The Met Office’s commitment to warmist orthodoxy means it drastically underestimates the chances of a big freeze

By Christopher Booker
TelegraphUK
26 Dec 2010

By far the biggest story of recent days, of course, has been the astonishing chaos inflicted, to a greater or lesser extent, on all of our lives by the fact that we are not only enjoying what is predicted to be the coldest December since records began in 1659, but also the harshest of three freezing winters in a row. We all know the disaster stories – thousands of motorists trapped for hours on paralysed motorways, days of misery at Heathrow, rail passengers marooned in unheated carriages for up to 17 hours. But central to all this – as the cry goes up: “Why wasn’t Britain better prepared?” – has been the bizarre role of the Met Office.

We might start with the strange affair of the Quarmby Review. Shortly after Philip Hammond became Transport Secretary last May, he commissioned David Quarmby, a former head of the Strategic Rail Authority, to look into how we might avoid a repeat of last winter’s disruption. In July and again in October, Mr Quarmby produced two reports on “The Resilience of England’s Transport System in Winter”; and at the start of this month, after our first major snowfall, Mr Quarmby and two colleagues were asked to produce an “audit” of their earlier findings.

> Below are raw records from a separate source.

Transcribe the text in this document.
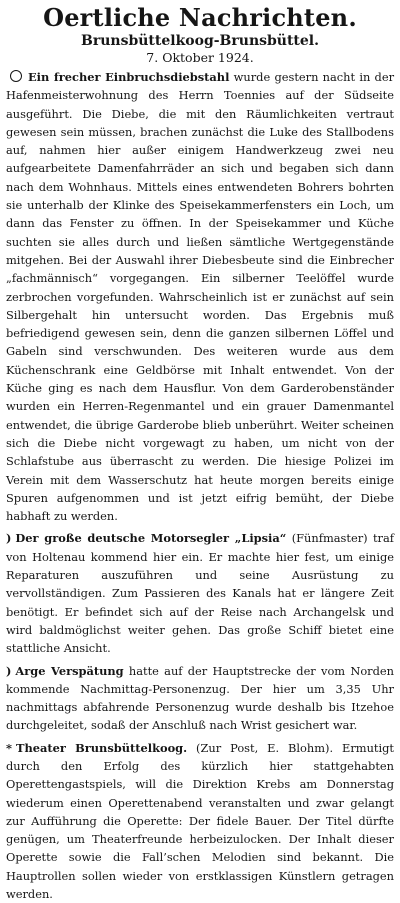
Oertliche Nachrichten.
Brunsbüttelkoog-Brunsbüttel.
7. Oktober 1924.

Ein frecher Einbruchsdiebstahl wurde gestern nacht in der Hafenmeisterwohnung des Herrn Toennies auf der Südseite ausgeführt. Die Diebe, die mit den Räumlichkeiten vertraut gewesen sein müssen, brachen zunächst die Luke des Stallbodens auf, nahmen hier außer einigem Handwerkzeug zwei neu aufgearbeitete Damenfahrräder an sich und begaben sich dann nach dem Wohnhaus. Mittels eines entwendeten Bohrers bohrten sie unterhalb der Klinke des Speisekammerfensters ein Loch, um dann das Fenster zu öffnen. In der Speisekammer und Küche suchten sie alles durch und ließen sämtliche Wertgegenstände mitgehen. Bei der Auswahl ihrer Diebesbeute sind die Einbrecher „fachmännisch“ vorgegangen. Ein silberner Teelöffel wurde zerbrochen vorgefunden. Wahrscheinlich ist er zunächst auf sein Silbergehalt hin untersucht worden. Das Ergebnis muß befriedigend gewesen sein, denn die ganzen silbernen Löffel und Gabeln sind verschwunden. Des weiteren wurde aus dem Küchenschrank eine Geldbörse mit Inhalt entwendet. Von der Küche ging es nach dem Hausflur. Von dem Garderobenständer wurden ein Herren-Regenmantel und ein grauer Damenmantel entwendet, die übrige Garderobe blieb unberührt. Weiter scheinen sich die Diebe nicht vorgewagt zu haben, um nicht von der Schlafstube aus überrascht zu werden. Die hiesige Polizei im Verein mit dem Wasserschutz hat heute morgen bereits einige Spuren aufgenommen und ist jetzt eifrig bemüht, der Diebe habhaft zu werden.

) Der große deutsche Motorsegler „Lipsia“ (Fünfmaster) traf von Holtenau kommend hier ein. Er machte hier fest, um einige Reparaturen auszuführen und seine Ausrüstung zu vervollständigen. Zum Passieren des Kanals hat er längere Zeit benötigt. Er befindet sich auf der Reise nach Archangelsk und wird baldmöglichst weiter gehen. Das große Schiff bietet eine stattliche Ansicht.

) Arge Verspätung hatte auf der Hauptstrecke der vom Norden kommende Nachmittag-Personenzug. Der hier um 3,35 Uhr nachmittags abfahrende Personenzug wurde deshalb bis Itzehoe durchgeleitet, sodaß der Anschluß nach Wrist gesichert war.

* Theater Brunsbüttelkoog. (Zur Post, E. Blohm). Ermutigt durch den Erfolg des kürzlich hier stattgehabten Operettengastspiels, will die Direktion Krebs am Donnerstag wiederum einen Operettenabend veranstalten und zwar gelangt zur Aufführung die Operette: Der fidele Bauer. Der Titel dürfte genügen, um Theaterfreunde herbeizulocken. Der Inhalt dieser Operette sowie die Fall’schen Melodien sind bekannt. Die Hauptrollen sollen wieder von erstklassigen Künstlern getragen werden.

The essence of their message was that they had consulted the Met Office, which advised them that, despite two harsh winters in succession, these were “random events”, the chances of which, after our long previous run of mild winters, were only 20 to one. Similarly, they were told in the summer, the odds against a third such winter were still only 20 to one. So it might not be wise to spend billions of pounds preparing for another “random event”, when its likelihood was so small. Following this logic, if the odds against a hard winter two years ago were only 20 to one, it might have been thought that the odds against a third such “random event” were not 20 to one but 20 x 20 x 20, or 8,000 to one.